Rupert Murdoch’s Sydney Daily Telegraph newspaper (R), with the Fairfax Media’s Sydney Morning Herald newspaper (L), are displayed on a news stand in Sydney.
Rupert Murdoch’s Sydney Daily Telegraph newspaper (R), with the Fairfax Media’s Sydney Morning Herald newspaper (L), are displayed on a news stand in Sydney. Photograph: Greg Wood/AFP/Getty Images

In the second installment of a Guardian Australia series on News Corp, Anne Davies looks at its distinctive culture – tribal, aggressive and centred around powerful editors – and how it wields its influence at the state level. In state politics, News Corp’s style of journalism can have an even greater distorting effect on policy and politics than anywhere else. In Brisbane, Adelaide, Hobart and Darwin, News Corp owns the only metropolitan title. And in New South Wales and Victoria, its tabloids have competition but are far more willing than other publications to use their clout. Advisers who have worked for state premiers describe how successive premiers were constantly trying to appease the News-owned tabloids and avoid drawing fire.

With the weekend just hours away, the Guardian ranks the 20 best music documentaries ever made. Blur and Amy Winehouse get a look in, as do Nick Cave, The Rolling Stones and the Sex Pistols. But who comes out on top? You’ll never guess.

Danish-born Carl Feilberg just had his long overdue posthumous moments of national recognition with an induction into the Australian Media Hall of Fame.
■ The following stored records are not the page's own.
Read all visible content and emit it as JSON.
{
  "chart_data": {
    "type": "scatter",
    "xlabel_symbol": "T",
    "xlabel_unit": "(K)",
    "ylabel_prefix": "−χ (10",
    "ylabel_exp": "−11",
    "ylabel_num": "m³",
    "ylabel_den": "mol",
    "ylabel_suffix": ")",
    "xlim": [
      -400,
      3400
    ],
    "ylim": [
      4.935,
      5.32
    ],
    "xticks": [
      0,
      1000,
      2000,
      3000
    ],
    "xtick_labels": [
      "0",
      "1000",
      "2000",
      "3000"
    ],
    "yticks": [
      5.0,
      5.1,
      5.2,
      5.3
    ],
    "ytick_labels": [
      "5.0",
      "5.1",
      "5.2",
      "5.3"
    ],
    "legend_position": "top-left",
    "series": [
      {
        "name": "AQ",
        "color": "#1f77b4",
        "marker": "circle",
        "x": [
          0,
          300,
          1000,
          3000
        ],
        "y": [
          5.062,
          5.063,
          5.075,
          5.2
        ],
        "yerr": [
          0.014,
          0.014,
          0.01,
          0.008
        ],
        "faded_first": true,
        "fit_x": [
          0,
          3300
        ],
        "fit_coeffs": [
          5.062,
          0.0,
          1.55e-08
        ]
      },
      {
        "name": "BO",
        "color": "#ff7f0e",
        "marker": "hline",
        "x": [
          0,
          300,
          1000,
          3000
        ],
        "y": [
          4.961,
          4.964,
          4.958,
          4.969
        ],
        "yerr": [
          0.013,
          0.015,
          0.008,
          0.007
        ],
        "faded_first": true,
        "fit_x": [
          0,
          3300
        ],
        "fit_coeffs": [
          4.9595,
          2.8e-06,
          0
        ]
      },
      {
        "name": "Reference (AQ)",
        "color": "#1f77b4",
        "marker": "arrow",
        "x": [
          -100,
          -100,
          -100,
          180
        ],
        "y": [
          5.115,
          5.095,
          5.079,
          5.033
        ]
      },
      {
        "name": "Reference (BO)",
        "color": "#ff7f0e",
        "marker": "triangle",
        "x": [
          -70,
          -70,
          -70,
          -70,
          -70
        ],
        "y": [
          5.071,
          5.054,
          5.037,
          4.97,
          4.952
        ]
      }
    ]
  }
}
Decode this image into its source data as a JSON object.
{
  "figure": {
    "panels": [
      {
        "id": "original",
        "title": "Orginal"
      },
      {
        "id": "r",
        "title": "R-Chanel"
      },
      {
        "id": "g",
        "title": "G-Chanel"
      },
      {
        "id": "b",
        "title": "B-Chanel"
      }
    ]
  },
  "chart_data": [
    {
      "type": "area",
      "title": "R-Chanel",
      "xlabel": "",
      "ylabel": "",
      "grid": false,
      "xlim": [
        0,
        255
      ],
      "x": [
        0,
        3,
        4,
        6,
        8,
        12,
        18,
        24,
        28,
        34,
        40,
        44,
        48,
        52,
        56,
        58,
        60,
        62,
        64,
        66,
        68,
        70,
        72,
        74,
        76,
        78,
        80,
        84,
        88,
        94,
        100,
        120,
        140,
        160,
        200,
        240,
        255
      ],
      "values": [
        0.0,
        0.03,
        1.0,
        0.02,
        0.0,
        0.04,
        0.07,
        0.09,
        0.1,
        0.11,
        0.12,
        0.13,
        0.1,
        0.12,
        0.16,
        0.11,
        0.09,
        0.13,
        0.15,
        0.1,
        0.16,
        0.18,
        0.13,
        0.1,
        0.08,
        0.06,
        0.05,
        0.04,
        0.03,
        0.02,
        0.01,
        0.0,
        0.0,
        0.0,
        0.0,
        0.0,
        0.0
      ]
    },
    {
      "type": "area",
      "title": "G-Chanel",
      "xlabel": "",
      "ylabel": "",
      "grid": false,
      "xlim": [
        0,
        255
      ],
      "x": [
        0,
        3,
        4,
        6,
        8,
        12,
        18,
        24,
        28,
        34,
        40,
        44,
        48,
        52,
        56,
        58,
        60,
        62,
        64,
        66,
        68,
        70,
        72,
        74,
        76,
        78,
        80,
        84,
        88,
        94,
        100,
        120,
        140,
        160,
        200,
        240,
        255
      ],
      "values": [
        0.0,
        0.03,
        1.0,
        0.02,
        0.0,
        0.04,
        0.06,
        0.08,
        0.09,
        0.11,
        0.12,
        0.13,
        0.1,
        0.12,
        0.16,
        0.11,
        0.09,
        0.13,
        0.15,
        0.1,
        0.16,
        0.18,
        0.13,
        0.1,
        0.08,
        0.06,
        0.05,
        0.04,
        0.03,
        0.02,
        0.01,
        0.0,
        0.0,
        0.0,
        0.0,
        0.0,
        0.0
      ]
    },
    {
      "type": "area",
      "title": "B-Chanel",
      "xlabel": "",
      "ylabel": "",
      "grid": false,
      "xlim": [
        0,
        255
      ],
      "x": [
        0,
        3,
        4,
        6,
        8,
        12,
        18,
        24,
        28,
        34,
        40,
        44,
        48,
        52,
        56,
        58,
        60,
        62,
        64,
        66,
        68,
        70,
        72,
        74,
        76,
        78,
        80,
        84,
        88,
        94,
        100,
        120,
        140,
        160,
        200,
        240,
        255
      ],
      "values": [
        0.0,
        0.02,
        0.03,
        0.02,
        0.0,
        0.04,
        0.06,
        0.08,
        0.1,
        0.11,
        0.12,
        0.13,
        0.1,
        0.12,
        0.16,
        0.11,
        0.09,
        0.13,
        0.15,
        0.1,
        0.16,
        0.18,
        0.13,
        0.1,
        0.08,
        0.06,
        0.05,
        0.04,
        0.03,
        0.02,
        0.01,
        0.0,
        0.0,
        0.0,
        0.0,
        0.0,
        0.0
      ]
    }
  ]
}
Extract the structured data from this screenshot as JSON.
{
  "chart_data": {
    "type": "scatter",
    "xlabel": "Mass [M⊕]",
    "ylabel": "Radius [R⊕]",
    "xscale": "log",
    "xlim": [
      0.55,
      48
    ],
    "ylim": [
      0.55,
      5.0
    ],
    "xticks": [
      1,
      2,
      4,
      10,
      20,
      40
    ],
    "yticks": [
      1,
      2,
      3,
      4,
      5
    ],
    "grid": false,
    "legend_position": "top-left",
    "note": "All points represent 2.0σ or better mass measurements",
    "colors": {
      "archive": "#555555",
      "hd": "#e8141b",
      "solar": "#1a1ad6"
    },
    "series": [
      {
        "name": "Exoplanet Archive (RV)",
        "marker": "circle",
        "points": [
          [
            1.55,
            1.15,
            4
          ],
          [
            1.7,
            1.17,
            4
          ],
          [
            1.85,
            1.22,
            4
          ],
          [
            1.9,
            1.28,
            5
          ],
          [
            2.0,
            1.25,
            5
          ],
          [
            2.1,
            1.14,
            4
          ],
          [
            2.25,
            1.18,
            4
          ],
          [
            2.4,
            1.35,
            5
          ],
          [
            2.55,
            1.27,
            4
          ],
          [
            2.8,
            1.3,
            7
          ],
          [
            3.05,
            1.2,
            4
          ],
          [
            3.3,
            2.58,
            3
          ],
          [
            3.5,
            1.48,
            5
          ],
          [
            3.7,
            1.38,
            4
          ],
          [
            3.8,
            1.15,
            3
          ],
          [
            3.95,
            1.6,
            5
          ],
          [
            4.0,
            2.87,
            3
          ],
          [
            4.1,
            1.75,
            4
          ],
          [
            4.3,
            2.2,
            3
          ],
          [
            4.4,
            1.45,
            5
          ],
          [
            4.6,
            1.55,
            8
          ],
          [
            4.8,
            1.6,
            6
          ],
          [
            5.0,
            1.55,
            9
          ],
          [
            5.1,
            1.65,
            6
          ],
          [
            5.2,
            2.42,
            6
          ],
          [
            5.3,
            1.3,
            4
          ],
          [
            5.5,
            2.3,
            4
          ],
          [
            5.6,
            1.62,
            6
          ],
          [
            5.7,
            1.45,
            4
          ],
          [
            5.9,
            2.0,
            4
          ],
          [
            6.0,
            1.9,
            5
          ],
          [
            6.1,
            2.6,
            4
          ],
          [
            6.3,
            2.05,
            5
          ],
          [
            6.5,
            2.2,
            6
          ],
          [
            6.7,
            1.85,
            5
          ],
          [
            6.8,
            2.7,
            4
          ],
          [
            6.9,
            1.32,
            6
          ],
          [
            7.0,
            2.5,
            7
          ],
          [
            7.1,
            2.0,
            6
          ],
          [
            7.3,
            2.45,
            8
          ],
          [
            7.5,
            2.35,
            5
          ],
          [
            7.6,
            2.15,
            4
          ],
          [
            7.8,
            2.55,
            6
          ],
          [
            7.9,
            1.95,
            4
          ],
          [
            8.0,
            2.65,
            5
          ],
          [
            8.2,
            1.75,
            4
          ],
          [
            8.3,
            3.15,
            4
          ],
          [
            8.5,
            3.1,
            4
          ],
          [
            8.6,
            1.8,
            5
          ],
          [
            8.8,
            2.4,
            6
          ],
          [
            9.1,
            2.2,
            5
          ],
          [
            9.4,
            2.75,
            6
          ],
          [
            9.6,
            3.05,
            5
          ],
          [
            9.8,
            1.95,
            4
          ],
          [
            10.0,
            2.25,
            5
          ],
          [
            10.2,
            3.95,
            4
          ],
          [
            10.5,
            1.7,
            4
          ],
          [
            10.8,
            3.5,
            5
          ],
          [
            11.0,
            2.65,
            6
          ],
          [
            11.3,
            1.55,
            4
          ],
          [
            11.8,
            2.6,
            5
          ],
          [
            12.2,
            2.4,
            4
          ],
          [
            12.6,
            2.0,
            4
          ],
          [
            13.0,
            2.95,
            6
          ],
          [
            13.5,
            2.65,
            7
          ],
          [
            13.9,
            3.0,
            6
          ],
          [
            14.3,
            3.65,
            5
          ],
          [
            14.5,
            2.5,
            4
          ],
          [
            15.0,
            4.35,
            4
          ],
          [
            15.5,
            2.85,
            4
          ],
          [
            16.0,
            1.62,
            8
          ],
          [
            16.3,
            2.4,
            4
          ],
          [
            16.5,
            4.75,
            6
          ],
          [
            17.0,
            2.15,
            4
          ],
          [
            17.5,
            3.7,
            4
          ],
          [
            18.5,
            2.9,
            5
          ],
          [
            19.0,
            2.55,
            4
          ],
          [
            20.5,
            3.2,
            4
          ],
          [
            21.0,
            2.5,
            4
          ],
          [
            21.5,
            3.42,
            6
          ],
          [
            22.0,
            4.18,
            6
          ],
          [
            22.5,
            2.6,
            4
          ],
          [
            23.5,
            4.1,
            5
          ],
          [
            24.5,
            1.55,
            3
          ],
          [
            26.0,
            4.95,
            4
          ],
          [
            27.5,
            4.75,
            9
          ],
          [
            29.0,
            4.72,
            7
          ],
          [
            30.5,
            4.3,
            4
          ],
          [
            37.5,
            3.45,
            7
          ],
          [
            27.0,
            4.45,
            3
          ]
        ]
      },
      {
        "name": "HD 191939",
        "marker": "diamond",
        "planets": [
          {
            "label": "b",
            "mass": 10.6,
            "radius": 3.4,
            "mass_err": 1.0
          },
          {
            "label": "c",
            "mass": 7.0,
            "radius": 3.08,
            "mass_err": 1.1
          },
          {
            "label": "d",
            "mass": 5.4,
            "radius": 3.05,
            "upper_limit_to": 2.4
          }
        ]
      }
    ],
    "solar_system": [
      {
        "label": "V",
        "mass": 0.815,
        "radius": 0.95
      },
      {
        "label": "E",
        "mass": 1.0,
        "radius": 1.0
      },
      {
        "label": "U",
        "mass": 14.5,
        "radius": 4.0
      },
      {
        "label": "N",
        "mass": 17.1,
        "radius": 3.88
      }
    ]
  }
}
During his short life Feilberg exposed the brutality against Indigenous people on the violent Queensland colonial frontier of the late 19th century. “Nothing short of a book (or perhaps a movie) will do justice to the times of this jackaroo-cum-editor who, while eulogised by poets and politicians in death, had so much of his most daring and controversial work swept under a carpet of historical amnesia for several generations,” writes Paul Daley.

What’s he done now?

It has been more than two years since the US president’s infamous wall with Mexico was first touted, and in a series of tweets overnight Donald Trump urged Republicans to “get tough” and find the money for it. “I want to know, where is the money for Border Security and the WALL in this ridiculous Spending Bill, and where will it come from after the Midterms? Dems are obstructing Law Enforcement and Border Security. REPUBLICANS MUST FINALLY GET TOUGH!” Trump tweeted, loudly.

Media roundup

The Hobart Mercury splashes with the state’s record growth spurt, with interstate migration driving a 30-year high in population. Tasmania’s population increased by 1,837 people, or 0.35%, to 526,663 in the March quarter. The Courier-Mail devotes its entire front page to two shark attacks in less than 24 hours off the coast of QLD. “Predator in Paradise” the paper shouts. Coverage includes an interview with the doctor who attended one of the victims, and the police’s plan to hunt the “rogue beast”. And the Australian leads with the prime minister offering $4.3bn in funding to avert the closure of 350 Catholic schools around the country.

Coming up

A Senate inquiry into the government’s $440m grant to the Great Barrier Reef Foundation begins.

The banking royal commission hearings wrap up in Melbourne.